MacBeth retrace le parcours de différentes prédictions vers leur réalisation, aussi impossible soit elle. Lorsque MacBeth et Banquo, généraux du roi Duncan et joueurs d’échecs à leurs heures perdues, rencontrent une sorcière – ou une folle schizophrène, si l’on veut rationaliser, ce qui change alors toute l’interprétation de la pièce –, elle annonce au premier qu’il deviendra Thane de Cawdor (titre à peu près équivalent à celui de gentilhomme), puis régnera, mais que les descendants de Banquo lui succéderont. Peu de temps après, MacBeth hérite dudit titre de Thane de Cawdor puis, avec la complicité de son épouse, tue le roi et se fait couronner. Sombrant peu à peu dans la folie, il finit par tuer Banquo également, puis le bébé et l’épouse de MacDuff, Thane de Fife. Lady MacBeth, devenue folle à son tour, se suicide. Le successeur légitime au trône marche contre MacBeth, qui sera finalement éliminé par le Thane de Fife. La mise en scène ne laisse qu’une question en suspens : quid de la descendance de Banquo ?

Le décor, ici, est très sobre, constitué d’une table d’échecs, d’un porte-manteau, d’une table, de chaises et d’un escalier noir, et se désagrège avec la stabilité mentale de MacBeth : les chaises, puis les pièces du jeu tombent… MacBeth en fera une véritable barricade face à l’envahisseur à l’éclatement de la guerre.

Les costumes, eux aussi, sont simples mais permettent d’opposer de manière claire les personnages : face au couple MacBeth, habillé de noir, assombri encore par le rouge sang des talons de Lady MacBeth, Lady MacDuff est vêtue de blanc. Juste avant qu’elle ne meure, le régicide exige qu’elle se déshabille. Abandonnant sur scène son châle, il sera récupéré par la reine pour nettoyer ses mains, qu’elle croit pleines de sang. Le châle de la femme la plus innocente de la pièce suffira-t-il à laver son crime ? Ce châle, celui d’une femme sauvagement assassinée, lui fera oublier sa culpabilité ? Le symbole est fort et poussera Lady MacBeth dans le royaume infernal.

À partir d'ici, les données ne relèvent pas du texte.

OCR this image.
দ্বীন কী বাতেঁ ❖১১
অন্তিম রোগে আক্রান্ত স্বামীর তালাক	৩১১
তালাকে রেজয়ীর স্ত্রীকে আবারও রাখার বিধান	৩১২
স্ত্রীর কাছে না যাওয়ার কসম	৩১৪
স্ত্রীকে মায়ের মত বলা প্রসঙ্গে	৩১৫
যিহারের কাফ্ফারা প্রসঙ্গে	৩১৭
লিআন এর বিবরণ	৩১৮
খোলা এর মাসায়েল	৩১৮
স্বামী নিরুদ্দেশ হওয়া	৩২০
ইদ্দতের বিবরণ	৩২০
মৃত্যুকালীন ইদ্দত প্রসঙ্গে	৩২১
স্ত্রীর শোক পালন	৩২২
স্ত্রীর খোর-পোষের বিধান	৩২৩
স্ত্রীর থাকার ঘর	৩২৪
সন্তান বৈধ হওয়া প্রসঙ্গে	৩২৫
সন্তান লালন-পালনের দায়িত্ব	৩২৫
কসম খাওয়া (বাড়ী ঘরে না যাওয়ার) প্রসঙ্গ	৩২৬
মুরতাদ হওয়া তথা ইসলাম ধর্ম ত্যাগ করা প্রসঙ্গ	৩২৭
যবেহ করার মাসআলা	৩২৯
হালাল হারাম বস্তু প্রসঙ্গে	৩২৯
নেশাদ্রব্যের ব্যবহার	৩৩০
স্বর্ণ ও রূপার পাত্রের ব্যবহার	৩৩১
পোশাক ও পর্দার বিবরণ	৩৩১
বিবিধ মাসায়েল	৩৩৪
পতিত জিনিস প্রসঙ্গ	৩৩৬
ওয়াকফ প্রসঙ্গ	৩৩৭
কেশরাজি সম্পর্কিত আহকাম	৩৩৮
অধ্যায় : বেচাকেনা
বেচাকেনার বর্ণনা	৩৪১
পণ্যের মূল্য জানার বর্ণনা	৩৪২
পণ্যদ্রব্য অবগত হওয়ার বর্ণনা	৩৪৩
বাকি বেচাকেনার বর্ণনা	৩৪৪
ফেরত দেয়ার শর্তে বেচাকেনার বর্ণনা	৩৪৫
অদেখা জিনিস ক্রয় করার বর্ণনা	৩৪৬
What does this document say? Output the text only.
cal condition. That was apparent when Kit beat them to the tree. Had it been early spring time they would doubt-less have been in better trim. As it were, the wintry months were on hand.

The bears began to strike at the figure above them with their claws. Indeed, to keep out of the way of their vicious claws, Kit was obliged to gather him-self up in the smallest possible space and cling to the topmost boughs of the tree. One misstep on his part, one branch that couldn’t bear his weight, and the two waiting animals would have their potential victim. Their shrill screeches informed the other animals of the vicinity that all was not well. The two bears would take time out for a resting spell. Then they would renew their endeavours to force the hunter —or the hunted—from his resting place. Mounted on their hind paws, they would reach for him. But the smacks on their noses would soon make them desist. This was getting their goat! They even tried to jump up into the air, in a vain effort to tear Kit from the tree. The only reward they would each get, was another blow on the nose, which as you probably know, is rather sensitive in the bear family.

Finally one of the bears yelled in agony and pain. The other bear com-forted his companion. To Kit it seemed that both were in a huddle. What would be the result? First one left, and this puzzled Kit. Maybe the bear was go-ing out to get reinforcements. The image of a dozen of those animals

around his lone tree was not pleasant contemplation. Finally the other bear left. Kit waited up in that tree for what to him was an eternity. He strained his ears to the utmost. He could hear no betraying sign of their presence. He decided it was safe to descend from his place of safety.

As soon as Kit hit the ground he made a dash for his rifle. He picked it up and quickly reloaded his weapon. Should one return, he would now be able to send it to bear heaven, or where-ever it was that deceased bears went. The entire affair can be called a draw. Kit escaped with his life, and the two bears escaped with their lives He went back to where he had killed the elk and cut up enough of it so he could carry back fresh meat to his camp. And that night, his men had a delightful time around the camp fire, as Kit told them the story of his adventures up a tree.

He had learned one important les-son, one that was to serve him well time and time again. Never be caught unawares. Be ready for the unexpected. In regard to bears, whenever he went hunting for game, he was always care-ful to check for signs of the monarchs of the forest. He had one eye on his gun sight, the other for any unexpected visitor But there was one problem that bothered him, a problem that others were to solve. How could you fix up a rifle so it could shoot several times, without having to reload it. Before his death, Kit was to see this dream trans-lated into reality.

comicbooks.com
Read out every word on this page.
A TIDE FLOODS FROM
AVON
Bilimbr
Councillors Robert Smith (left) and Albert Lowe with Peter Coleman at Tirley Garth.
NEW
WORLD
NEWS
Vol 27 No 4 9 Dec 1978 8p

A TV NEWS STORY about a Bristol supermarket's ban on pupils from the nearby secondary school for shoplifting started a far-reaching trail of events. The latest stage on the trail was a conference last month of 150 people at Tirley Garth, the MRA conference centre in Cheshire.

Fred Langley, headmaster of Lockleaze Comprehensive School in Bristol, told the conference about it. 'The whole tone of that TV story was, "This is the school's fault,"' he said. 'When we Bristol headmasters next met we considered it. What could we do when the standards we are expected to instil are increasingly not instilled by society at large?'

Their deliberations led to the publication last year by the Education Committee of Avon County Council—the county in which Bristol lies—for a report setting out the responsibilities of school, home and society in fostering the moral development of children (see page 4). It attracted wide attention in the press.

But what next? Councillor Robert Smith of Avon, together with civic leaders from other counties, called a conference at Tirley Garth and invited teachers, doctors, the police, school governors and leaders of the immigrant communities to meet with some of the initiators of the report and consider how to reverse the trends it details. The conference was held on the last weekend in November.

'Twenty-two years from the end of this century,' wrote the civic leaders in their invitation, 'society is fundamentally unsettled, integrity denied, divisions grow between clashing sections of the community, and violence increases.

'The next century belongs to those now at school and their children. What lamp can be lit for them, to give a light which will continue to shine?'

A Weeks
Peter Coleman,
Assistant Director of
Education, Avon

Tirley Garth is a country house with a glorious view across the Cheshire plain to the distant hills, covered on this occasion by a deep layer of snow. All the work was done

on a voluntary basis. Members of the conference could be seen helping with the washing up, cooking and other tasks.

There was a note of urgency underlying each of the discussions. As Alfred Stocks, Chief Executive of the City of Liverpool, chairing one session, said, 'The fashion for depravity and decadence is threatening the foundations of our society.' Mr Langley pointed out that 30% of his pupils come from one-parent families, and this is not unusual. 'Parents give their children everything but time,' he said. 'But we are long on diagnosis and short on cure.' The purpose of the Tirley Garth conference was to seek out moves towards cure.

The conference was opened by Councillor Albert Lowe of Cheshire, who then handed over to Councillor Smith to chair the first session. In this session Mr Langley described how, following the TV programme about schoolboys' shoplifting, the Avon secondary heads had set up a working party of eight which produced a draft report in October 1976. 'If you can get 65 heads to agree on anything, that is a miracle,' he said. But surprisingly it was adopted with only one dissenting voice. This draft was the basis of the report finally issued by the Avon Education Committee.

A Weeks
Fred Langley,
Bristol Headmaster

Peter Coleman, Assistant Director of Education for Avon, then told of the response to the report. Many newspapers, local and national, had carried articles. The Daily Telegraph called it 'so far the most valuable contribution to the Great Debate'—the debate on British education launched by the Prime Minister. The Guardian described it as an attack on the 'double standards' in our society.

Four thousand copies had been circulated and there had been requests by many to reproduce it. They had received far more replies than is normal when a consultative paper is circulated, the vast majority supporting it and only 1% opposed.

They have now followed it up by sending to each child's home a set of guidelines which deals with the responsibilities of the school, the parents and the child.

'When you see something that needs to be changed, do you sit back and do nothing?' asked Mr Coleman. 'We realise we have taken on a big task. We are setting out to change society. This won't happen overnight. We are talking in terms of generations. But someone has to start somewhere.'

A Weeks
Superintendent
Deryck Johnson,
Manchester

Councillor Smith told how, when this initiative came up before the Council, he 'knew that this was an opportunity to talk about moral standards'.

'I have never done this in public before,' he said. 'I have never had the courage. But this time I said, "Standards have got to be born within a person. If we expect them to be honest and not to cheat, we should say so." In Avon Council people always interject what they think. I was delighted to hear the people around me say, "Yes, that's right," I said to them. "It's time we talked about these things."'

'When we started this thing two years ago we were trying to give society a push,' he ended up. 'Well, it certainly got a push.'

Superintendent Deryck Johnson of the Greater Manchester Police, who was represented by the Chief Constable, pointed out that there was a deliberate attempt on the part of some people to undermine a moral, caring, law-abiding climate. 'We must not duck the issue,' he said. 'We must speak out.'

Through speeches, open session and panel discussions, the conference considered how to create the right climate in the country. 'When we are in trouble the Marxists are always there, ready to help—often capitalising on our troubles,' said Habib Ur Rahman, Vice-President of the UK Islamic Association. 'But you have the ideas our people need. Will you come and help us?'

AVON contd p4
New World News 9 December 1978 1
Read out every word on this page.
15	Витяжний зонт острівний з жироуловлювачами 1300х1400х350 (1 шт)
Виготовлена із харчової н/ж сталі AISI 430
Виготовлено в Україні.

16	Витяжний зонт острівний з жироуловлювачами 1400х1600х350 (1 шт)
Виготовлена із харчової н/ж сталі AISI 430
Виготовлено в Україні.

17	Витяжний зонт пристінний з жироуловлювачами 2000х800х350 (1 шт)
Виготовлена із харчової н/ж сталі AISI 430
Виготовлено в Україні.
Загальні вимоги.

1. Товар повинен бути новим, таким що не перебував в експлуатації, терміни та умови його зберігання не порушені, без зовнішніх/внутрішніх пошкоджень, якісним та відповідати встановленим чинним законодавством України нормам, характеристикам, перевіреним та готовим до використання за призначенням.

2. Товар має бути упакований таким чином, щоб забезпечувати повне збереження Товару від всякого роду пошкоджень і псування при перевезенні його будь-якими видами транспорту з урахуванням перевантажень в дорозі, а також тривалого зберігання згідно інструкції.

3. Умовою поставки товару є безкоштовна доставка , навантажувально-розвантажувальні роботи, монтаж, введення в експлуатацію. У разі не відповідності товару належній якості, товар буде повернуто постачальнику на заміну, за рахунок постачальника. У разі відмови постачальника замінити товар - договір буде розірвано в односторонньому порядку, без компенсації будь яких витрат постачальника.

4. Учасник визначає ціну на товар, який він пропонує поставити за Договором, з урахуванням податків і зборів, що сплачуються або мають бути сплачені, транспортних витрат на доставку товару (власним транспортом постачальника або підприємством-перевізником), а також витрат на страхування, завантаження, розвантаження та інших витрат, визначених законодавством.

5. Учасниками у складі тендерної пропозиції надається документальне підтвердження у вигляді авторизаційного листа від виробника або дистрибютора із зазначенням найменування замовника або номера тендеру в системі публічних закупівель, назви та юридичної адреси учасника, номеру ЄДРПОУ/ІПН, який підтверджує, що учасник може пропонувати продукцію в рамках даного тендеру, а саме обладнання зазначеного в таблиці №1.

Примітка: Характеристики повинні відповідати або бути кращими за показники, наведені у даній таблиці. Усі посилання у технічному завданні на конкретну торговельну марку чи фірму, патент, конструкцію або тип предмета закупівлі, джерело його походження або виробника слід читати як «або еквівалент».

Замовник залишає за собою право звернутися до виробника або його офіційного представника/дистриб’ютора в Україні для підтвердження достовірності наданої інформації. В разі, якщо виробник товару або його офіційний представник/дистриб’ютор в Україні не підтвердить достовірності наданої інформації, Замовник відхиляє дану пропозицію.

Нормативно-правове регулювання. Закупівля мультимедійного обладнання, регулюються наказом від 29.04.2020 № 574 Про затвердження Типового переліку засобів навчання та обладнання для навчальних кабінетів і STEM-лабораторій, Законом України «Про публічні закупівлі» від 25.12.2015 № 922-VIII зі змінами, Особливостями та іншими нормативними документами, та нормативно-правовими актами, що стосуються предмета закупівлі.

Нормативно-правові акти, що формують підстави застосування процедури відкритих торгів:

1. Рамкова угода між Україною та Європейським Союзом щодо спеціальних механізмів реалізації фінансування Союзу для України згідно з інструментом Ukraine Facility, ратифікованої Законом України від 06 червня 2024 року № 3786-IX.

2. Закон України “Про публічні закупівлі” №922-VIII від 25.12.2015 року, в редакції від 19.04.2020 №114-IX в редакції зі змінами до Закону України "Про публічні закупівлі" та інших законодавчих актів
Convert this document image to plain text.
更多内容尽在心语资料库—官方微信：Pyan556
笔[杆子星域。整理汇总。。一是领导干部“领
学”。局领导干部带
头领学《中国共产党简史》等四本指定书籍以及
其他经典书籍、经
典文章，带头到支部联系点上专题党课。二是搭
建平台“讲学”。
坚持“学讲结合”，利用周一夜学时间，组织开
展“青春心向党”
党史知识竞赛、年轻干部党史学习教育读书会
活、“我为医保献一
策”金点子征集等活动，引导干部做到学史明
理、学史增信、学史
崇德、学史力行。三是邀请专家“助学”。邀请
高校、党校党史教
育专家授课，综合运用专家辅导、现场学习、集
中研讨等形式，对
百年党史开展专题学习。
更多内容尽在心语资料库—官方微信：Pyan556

Lady MacBeth sombre dans la folie... ©Kovacs Photo


La simplicité des éléments évoqués jusqu’ici ne peut que mettre en valeur le jeu des comédiens – qui jouent en anglais (sur-titré français) – et la beauté de la mise en scène, s’appuyant sur des images fortes, à l’instar de la scène du couronnement : un drap enduit de sang se fait tirer sur scène. D’abord légèrement rouge, il le devient entièrement au fur et à mesure qu’on le malmène. C’est alors que le couple MacBeth traverse la scène en le piétinant, sous une lumière vermeille et sombre.

Par le biais du personnage de MacBeth, nous sommes plongés dans l’intrigue : seul à nous dévisager en tant que public, seul à nous prendre à parti, il nous entraîne dans sa folie ; nous voyons avec lui Banquo le hanter, nous voyons des visages masqués le dévisager, nous entendons des démons lui parler, alors que le monde extérieur ne comprend pas ses crises de paniques. La folie s’amplifie. Et c’est là l’élément le plus complexe de la pièce : un crescendo sur deux heures, géré ici avec brio.

Joueur d’échecs dans la première scène, MacBeth devient au fil de la pièce jouet de mots qui changent le réel. Ses grands discours sur la vacuité de l’existence n’y changeront rien, sa vie reste soumise au destin… ou aux paroles grinçantes d’une folle schizophrène.